Nigeria sentences 44 persons to hard Labour for financing Boko Haram militants

Forty-four people in Nigeria have been sentenced to up to 30 years in prison for financing the jihadist militant group Boko Haram. The trials of 10 other people have been postponed, the country’s counter-terrorism agency said on Saturday.

The defendants appeared before four specially constituted courts set up on a military base in the town of Kanji, in the central state of Niger.

The sentences ranged from 10 to 30 years, all with hard Labour, a spokesperson said. Nigeria has been conducting mass trials for terrorism-related offences since 2017 and has secured convictions against 785, official sources say.

Boko Haram’s campaign of violence began in northeastern Nigeria in 2002 and has since spread to neighboring countries including Cameroon, Chad and Niger, killing tens of thousands and displacing millions. The strict Wahabbi group opposes the Westernization of Nigeria, which it blames for the country corruption.
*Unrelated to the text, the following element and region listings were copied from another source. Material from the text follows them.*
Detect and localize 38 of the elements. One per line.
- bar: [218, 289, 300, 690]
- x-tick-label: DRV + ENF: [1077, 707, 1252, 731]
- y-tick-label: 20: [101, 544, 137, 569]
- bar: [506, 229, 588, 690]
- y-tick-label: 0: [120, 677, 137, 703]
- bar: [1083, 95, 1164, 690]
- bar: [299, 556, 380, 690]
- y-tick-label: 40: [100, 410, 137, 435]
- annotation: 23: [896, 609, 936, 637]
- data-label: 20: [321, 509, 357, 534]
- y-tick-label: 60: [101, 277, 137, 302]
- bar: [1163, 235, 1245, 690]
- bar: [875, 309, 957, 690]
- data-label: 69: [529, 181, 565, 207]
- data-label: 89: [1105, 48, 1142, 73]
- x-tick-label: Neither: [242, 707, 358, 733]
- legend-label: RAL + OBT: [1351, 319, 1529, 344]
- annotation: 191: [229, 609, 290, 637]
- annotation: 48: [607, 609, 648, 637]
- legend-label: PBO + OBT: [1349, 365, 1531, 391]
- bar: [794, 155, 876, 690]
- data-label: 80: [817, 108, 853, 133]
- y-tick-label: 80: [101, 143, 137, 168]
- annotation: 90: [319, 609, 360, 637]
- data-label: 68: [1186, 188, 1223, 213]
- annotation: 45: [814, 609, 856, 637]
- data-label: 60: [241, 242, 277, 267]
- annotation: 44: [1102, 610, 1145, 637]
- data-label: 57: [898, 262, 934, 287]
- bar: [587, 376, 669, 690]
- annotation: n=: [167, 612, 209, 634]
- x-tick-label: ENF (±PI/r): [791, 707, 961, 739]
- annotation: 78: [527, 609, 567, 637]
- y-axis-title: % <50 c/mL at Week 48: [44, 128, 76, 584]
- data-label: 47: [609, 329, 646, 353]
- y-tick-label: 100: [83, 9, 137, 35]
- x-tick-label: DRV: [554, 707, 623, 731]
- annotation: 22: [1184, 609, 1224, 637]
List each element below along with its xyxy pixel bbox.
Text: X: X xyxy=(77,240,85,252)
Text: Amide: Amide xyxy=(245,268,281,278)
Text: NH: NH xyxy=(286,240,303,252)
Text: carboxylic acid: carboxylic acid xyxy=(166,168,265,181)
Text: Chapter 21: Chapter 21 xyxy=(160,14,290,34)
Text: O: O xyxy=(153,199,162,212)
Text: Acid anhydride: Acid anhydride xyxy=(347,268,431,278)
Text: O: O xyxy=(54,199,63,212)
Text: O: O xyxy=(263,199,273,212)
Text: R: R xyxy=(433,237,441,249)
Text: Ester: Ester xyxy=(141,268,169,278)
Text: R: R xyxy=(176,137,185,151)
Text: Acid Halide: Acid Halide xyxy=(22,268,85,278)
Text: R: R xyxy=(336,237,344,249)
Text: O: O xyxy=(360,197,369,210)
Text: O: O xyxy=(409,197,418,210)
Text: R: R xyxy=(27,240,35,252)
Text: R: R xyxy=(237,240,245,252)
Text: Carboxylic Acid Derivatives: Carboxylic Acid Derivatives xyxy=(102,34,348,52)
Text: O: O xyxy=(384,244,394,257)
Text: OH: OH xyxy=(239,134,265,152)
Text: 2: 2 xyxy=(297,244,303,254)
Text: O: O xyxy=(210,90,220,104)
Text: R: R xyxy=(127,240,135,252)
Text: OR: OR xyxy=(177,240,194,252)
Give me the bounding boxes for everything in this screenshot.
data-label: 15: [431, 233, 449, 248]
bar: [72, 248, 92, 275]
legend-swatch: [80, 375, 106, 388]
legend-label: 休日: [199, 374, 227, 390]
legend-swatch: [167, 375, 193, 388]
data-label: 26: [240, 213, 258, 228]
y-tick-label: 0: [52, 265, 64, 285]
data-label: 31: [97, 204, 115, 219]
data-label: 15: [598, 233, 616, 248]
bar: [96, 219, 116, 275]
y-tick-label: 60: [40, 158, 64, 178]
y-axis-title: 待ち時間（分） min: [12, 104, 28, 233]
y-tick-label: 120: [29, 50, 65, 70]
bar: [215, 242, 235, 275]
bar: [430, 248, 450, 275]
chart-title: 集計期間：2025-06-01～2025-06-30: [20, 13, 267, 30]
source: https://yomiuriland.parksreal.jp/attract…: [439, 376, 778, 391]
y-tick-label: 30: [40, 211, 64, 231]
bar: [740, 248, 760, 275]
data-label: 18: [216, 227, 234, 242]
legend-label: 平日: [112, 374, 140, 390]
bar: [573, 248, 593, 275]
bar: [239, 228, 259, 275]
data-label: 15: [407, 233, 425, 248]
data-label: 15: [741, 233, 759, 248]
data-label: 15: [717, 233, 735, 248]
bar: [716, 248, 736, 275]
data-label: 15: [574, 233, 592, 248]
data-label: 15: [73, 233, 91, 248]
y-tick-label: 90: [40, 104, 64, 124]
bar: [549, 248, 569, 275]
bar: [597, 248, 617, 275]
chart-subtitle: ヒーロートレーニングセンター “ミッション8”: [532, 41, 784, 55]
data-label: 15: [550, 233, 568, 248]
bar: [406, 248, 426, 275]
Its tactics include suicide bombings and armed assaults, including an attack on the UN building in Abuja.

In 2014, Boko Haram kidnapped 276 schoolgirls in Chibok and burned down a government college, killing dozens of schoolboys who were trapped inside.

Nigeria’s militant Islamist group Boko Haram – which has caused havoc in Africa’s most populous country through a wave of bombings, assassinations and abductions – is fighting to overthrow the government and create an Islamic state.

Boko Haram promotes a version of Islam which makes it “haram”, or forbidden, for Muslims to take part in any political or social activity associated with Western society.

This includes voting in elections, wearing shirts and trousers or receiving a secular education.

Boko Haram regards the Nigerian state as being run by non-believers, regardless of whether the president is Muslim or not – and it has extended its military campaign by targeting neighbouring states.

Since the Sokoto caliphate, which ruled parts of what is now northern Nigeria, Niger and southern Cameroon, fell under British control in 1903, there has been resistance among some of the area’s Muslims to Western education.

Many still refuse to send their children to government-run “Western schools”, a problem compounded by the ruling elite which does not see education as a priority.

Against this background, charismatic Muslim cleric Mohammed Yusuf formed Boko Haram in Maiduguri in 2002. He set up a religious complex, which included a mosque and an Islamic school.

Many poor Muslim families from across Nigeria, as well as neighbouring countries, enrolled their children at the school.

But Boko Haram was not only interested in education. Its political goal was to create an Islamic state, and the school became a recruiting ground for jihadis.